Ø Kathleen Paustain, Esq.
Ø Robert Eisenberg, Esq.
Ø John F. Murtha, Esq.
Ø Fred “Pete” Gibson III, Esq.
Ø Gloria J. Sturman, Esq.
Ø Nancy Koppe, Esq.
Supreme Court Justice Anthony M. Kennedy once wrote regarding lawyers and pro bono service that “[l]awyers, like all those who practice a profession, have obligations to their calling which exceed their obligations to the state. Lawyers also have obligations by virtue of their special status as officers of the court. Accepting a court's request… [to work pro bono] is one of those traditional obligations." (fn15) Volunteering to serve as one of the §1983 mediators could be a unique and rewarding way to perform those “traditional obligations.” Those who volunteer for this opportunity will benefit. They will be able to meet their pro bono obligations to their community, they will get first-hand experience as mediators and they will gain more exposure to the federal court system. Most importantly, however, the volunteers will be assisting the district court in the administration of justice in Nevada. Heed the district court’s call for help and make a difference for your community.
John F. Murtha is the president and managing shareholder of Woodburn and Wedge. A member of the State Bar of Nevada since 1980, Mr. Murtha concentrates his practice on bankruptcy law and commercial litigation. Mr. Murtha currently serves as a Lawyer Representative to the Ninth Circuit Judicial Conference for the District of Nevada.
Brett Bitzer is a student at the McGeorge School of Law in Sacramento, California, and is working for Woodburn and Wedge as a summer clerk. Mr. Bitzer is a member of the McGeorge Law Review and is scheduled to graduate in May, 2009.
ProBono Footnotes
1 Black’s Law Dictionary (8th ed. 2004).
2 Judith L. Maute, Changing Conceptions of Lawyers’ Pro Bono Responsibilities: From Chance Noblesse Oblige to Stated Expectations, 77 Tul.

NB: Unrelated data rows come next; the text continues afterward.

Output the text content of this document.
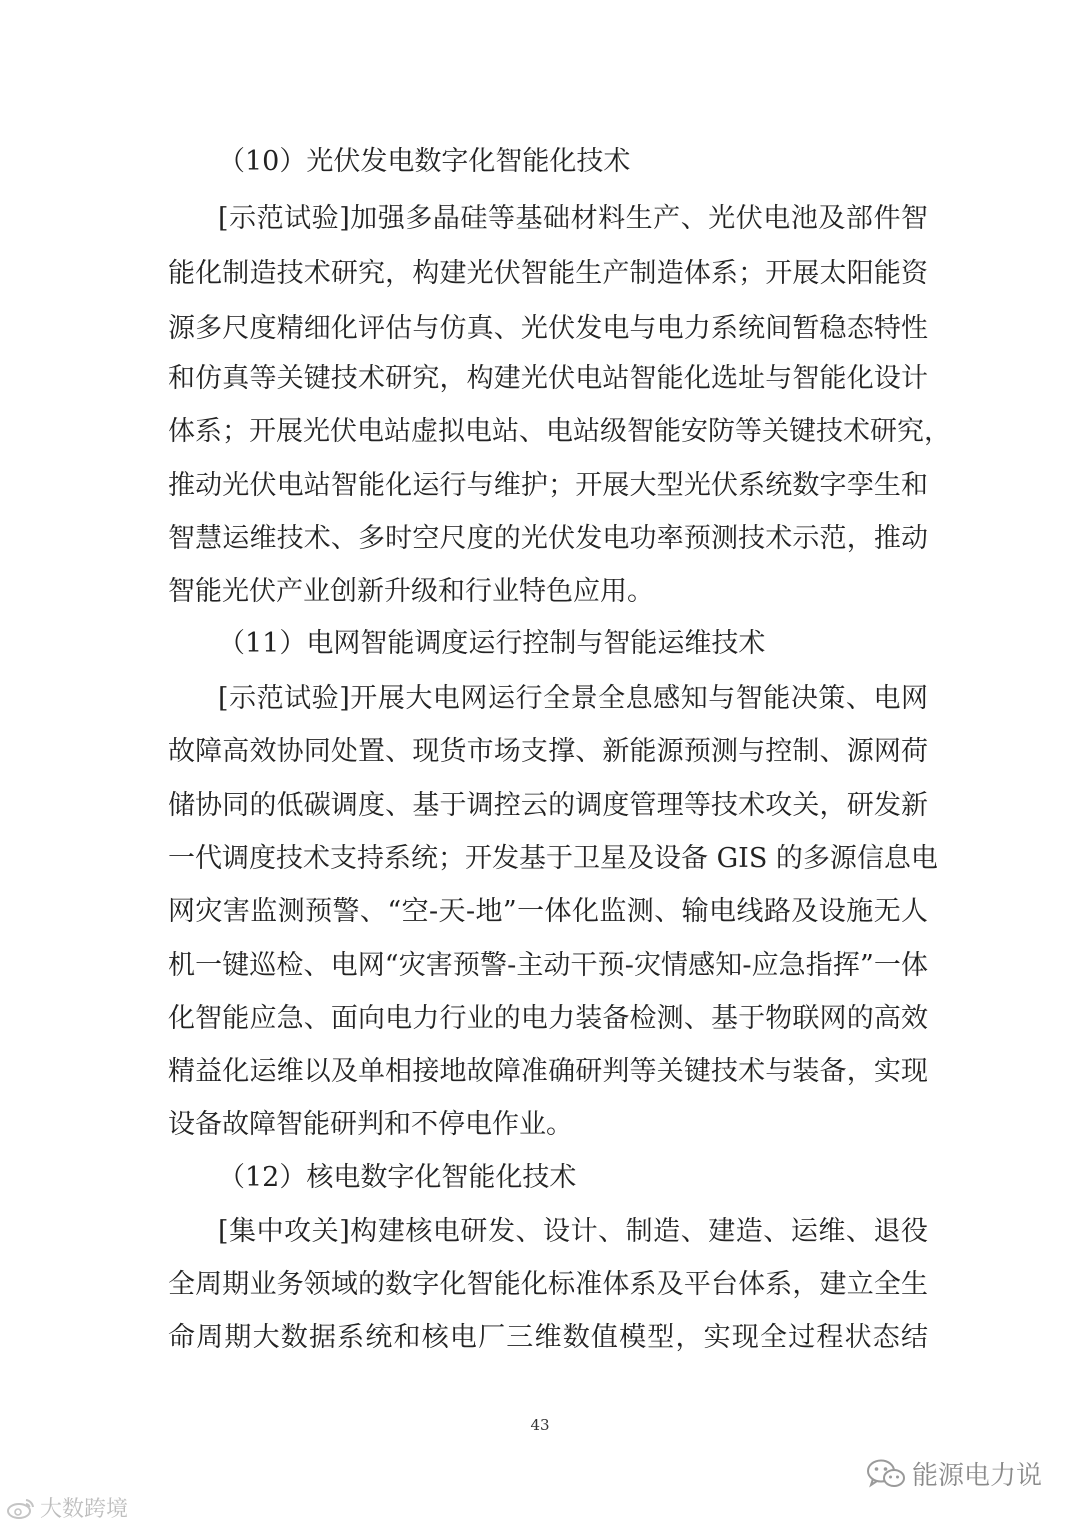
（10）光伏发电数字化智能化技术
[示范试验]加强多晶硅等基础材料生产、光伏电池及部件智
能化制造技术研究，构建光伏智能生产制造体系；开展太阳能资
源多尺度精细化评估与仿真、光伏发电与电力系统间暂稳态特性
和仿真等关键技术研究，构建光伏电站智能化选址与智能化设计
体系；开展光伏电站虚拟电站、电站级智能安防等关键技术研究，
推动光伏电站智能化运行与维护；开展大型光伏系统数字孪生和
智慧运维技术、多时空尺度的光伏发电功率预测技术示范，推动
智能光伏产业创新升级和行业特色应用。
（11）电网智能调度运行控制与智能运维技术
[示范试验]开展大电网运行全景全息感知与智能决策、电网
故障高效协同处置、现货市场支撑、新能源预测与控制、源网荷
储协同的低碳调度、基于调控云的调度管理等技术攻关，研发新
一代调度技术支持系统；开发基于卫星及设备 GIS 的多源信息电
网灾害监测预警、“空-天-地”一体化监测、输电线路及设施无人
机一键巡检、电网“灾害预警-主动干预-灾情感知-应急指挥”一体
化智能应急、面向电力行业的电力装备检测、基于物联网的高效
精益化运维以及单相接地故障准确研判等关键技术与装备，实现
设备故障智能研判和不停电作业。
（12）核电数字化智能化技术
[集中攻关]构建核电研发、设计、制造、建造、运维、退役
全周期业务领域的数字化智能化标准体系及平台体系，建立全生
命周期大数据系统和核电厂三维数值模型，实现全过程状态结
43
能源电力说
大数跨境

L. Rev. 91, 97 (2002).
3 Michelle S. Jacobs, Pro Bono Work and Access to Justice for the Poor: Real Change or Imagined Change?, 48 Fla. L. Rev. 509, 512 (1996).
4 See Id. See also, e.g., Nev. Rev. Stat. § 7.285 (West 2000).

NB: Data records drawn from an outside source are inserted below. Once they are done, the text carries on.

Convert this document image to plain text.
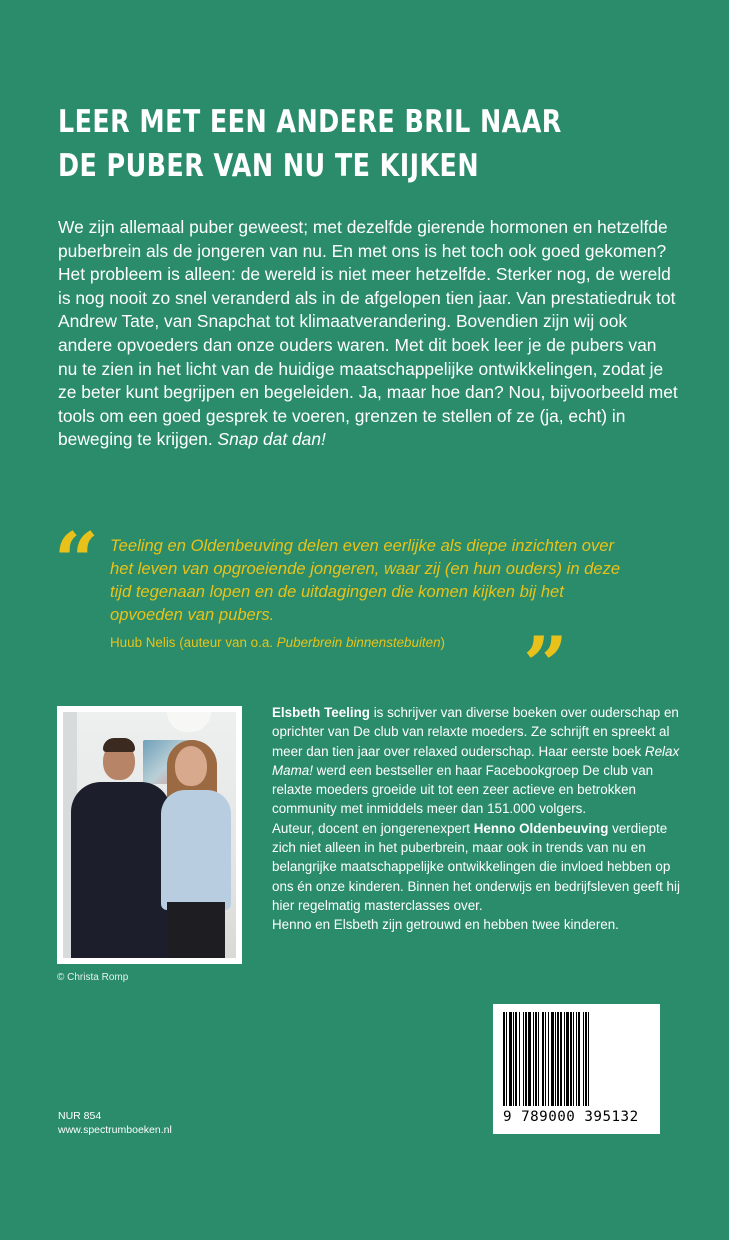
LEER MET EEN ANDERE BRIL NAAR
DE PUBER VAN NU TE KIJKEN
We zijn allemaal puber geweest; met dezelfde gierende hormonen en hetzelfde puberbrein als de jongeren van nu. En met ons is het toch ook goed gekomen? Het probleem is alleen: de wereld is niet meer hetzelfde. Sterker nog, de wereld is nog nooit zo snel veranderd als in de afgelopen tien jaar. Van prestatiedruk tot Andrew Tate, van Snapchat tot klimaatverandering. Bovendien zijn wij ook andere opvoeders dan onze ouders waren. Met dit boek leer je de pubers van nu te zien in het licht van de huidige maatschappelijke ontwikkelingen, zodat je ze beter kunt begrijpen en begeleiden. Ja, maar hoe dan? Nou, bijvoorbeeld met tools om een goed gesprek te voeren, grenzen te stellen of ze (ja, echt) in beweging te krijgen. Snap dat dan!
“ Teeling en Oldenbeuving delen even eerlijke als diepe inzichten over het leven van opgroeiende jongeren, waar zij (en hun ouders) in deze tijd tegenaan lopen en de uitdagingen die komen kijken bij het opvoeden van pubers.
Huub Nelis (auteur van o.a. Puberbrein binnenstebuiten) ”
© Christa Romp
Elsbeth Teeling is schrijver van diverse boeken over ouderschap en oprichter van De club van relaxte moeders. Ze schrijft en spreekt al meer dan tien jaar over relaxed ouderschap. Haar eerste boek Relax Mama! werd een bestseller en haar Facebookgroep De club van relaxte moeders groeide uit tot een zeer actieve en betrokken community met inmiddels meer dan 151.000 volgers.
Auteur, docent en jongerenexpert Henno Oldenbeuving verdiepte zich niet alleen in het puberbrein, maar ook in trends van nu en belangrijke maatschappelijke ontwikkelingen die invloed hebben op ons én onze kinderen. Binnen het onderwijs en bedrijfsleven geeft hij hier regelmatig masterclasses over.
Henno en Elsbeth zijn getrouwd en hebben twee kinderen.
9 789000 395132
NUR 854
www.spectrumboeken.nl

5 Barbara Jordan, Pro Bono Programs: Democracy’s Guarantor, 5 Utah B.J. 30, 30 (1992).
7 Erika Martin-Doyle, Massachusetts Rule of Professional conduct 6.1: One Small, But Needed, Step for Lawyers, an Even Smaller Step for the Commonwealth’s Poor, 9 B.U. Pub. Int. L.J. 53, 60 (1999).
9 Nevada Rules of Professional Conduct, Rule 6.1(a) (2006).
10 Nevada Rules of Professional Conduct, Rule 6.1(a) (2006).
11 See Nevada Rules of Professional Conduct, Rule 6.1 (b)(1) (2006).
12 Nevada Rules of Professional Conduct, Rule 6.1(a)(3)(ii) (2006).
13 42 U.S.C. § 1997e (a) (2006).
14 42 U.S.C. § 1997e (c)(1) (2006).
15 Mallard v. U.S. Dist. Court for Southern Dist. of Iowa, 490 U.S. 296, 310-311 (1989) (Kennedy, J., concurring).